Today, a startup called TrapIt launched a beta website that recommends content after learning your tastes via an artificial-intelligence engine spun out of research originally funded by the Defense Advanced Research Projects Agency (DARPA). The company hopes this technological pedigree will set its method apart from other ways of finding information, such as searching or receiving recommendations from social-media sources.
TrapIt’s technology has its roots in the CALO project at the independent nonprofit research institution SRI. CALO is an ambitious attempt to help computers understand the intentions of their human users. A previous company spun out of CALO, Siri, developed an intelligent software assistant that could perform simple tasks, such as planning an evening out, when given voice commands. Apple acquired Siri in April 2010, although the technology has yet to appear in any Apple products.

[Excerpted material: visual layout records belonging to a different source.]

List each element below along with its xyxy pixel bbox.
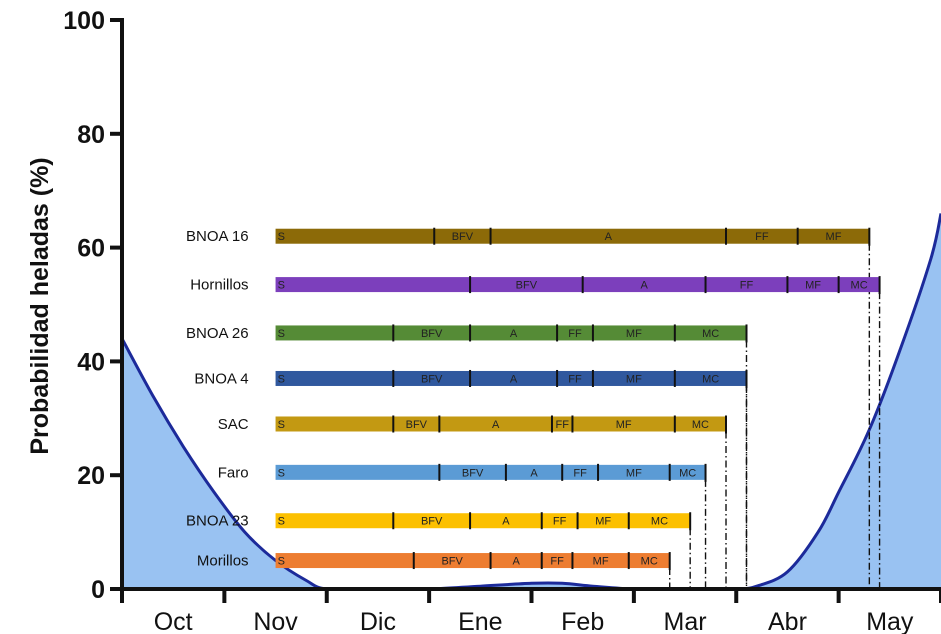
- variety-row: BNOA 4 S BFV A FF MF MC: [194, 369, 748, 587]
- variety-row: Hornillos S BFV A FF MF MC: [190, 276, 881, 587]
- y-tick-label: 20: [77, 462, 105, 490]
- variety-row: SAC S BFV A FF MF MC: [218, 415, 728, 587]
- y-tick-label: 0: [91, 576, 105, 604]
- variety-label: BNOA 16: [186, 228, 249, 245]
- phenology-bar: [275, 228, 870, 244]
- axes-layer: 0 20 40 60 80 100 Oct Nov Dic Ene Feb Mar Abr May: [63, 7, 941, 634]
- stage-label: FF: [740, 280, 754, 292]
- stage-label: BFV: [516, 280, 538, 292]
- stage-label: FF: [755, 231, 769, 243]
- variety-label: Faro: [218, 464, 249, 481]
- x-tick-label: Dic: [360, 608, 396, 634]
- y-tick-label: 60: [77, 235, 105, 263]
- stage-label: MF: [626, 467, 642, 479]
- stage-label: MF: [593, 556, 609, 568]
- stage-label: MC: [692, 419, 709, 431]
- stage-label: BFV: [421, 373, 443, 385]
- stage-label: S: [278, 419, 285, 431]
- stage-label: A: [502, 516, 510, 528]
- x-tick-label: Oct: [154, 608, 193, 634]
- variety-label: Hornillos: [190, 277, 248, 294]
- stage-label: BFV: [421, 328, 443, 340]
- stage-label: BFV: [462, 467, 484, 479]
- stage-label: BFV: [441, 556, 463, 568]
- stage-label: S: [278, 280, 285, 292]
- phenology-bar: [275, 553, 670, 569]
- stage-label: A: [530, 467, 538, 479]
- stage-label: A: [510, 373, 518, 385]
- stage-label: S: [278, 231, 285, 243]
- y-axis-title: Probabilidad heladas (%): [26, 157, 54, 454]
- stage-label: MC: [641, 556, 658, 568]
- variety-label: BNOA 4: [194, 370, 248, 387]
- stage-label: A: [640, 280, 648, 292]
- stage-label: S: [278, 556, 285, 568]
- x-tick-label: Ene: [458, 608, 502, 634]
- stage-label: S: [278, 516, 285, 528]
- stage-label: S: [278, 467, 285, 479]
- frost-area-fill: [122, 213, 941, 590]
- stage-label: MF: [826, 231, 842, 243]
- stage-label: A: [510, 328, 518, 340]
- stage-label: MC: [702, 373, 719, 385]
- variety-label: Morillos: [197, 553, 249, 570]
- variety-row: Morillos S BFV A FF MF MC: [197, 552, 671, 587]
- stage-label: A: [512, 556, 520, 568]
- frost-curve-line: [120, 213, 941, 592]
- x-tick-label: Nov: [253, 608, 298, 634]
- y-tick-label: 100: [63, 7, 105, 35]
- stage-label: MF: [805, 280, 821, 292]
- stage-label: A: [605, 231, 613, 243]
- stage-label: MF: [626, 373, 642, 385]
- stage-label: MC: [651, 516, 668, 528]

TrapIt relies on a different part of CALO’s intelligence. “Learning from data is the property we’ve got our hands on,” says CEO and cofounder Gary Griffiths. He explains that in the aftermath of September 11, U.S. government agencies felt they’d had access to data that could have predicted the attacks, but they didn’t know where to look for it. DARPA funded CALO in part to work on this problem. The project sought ways to sift through information to find what might be most relevant to a given topic, and to learn from a user’s response to the information offered. It’s this technology that TrapIt is converting into a consumer product.
At first blush, TrapIt might look like any Web 2.0 site. After signing up, the user can select from existing “traps”—collections of articles related to featured or trending topics, such as the golfer Rory McIlroy, who just won the U.S. Open. The user can also create new traps by entering a few keywords and going through one screen of training data.
However, in either case, the traps then belong to the user, and they change according to his or her tastes alone—even if they were originally created by someone else. TrapIt’s algorithms comb through about 50,000 unique sources of content, analyzing articles to classify the types of information they contain. (The 50,000 sources were vetted by humans to filter out content farms and other material of dubious quality.) TrapIt combines this information with machine-learning analysis of what the user has previously clicked on to recommend new information.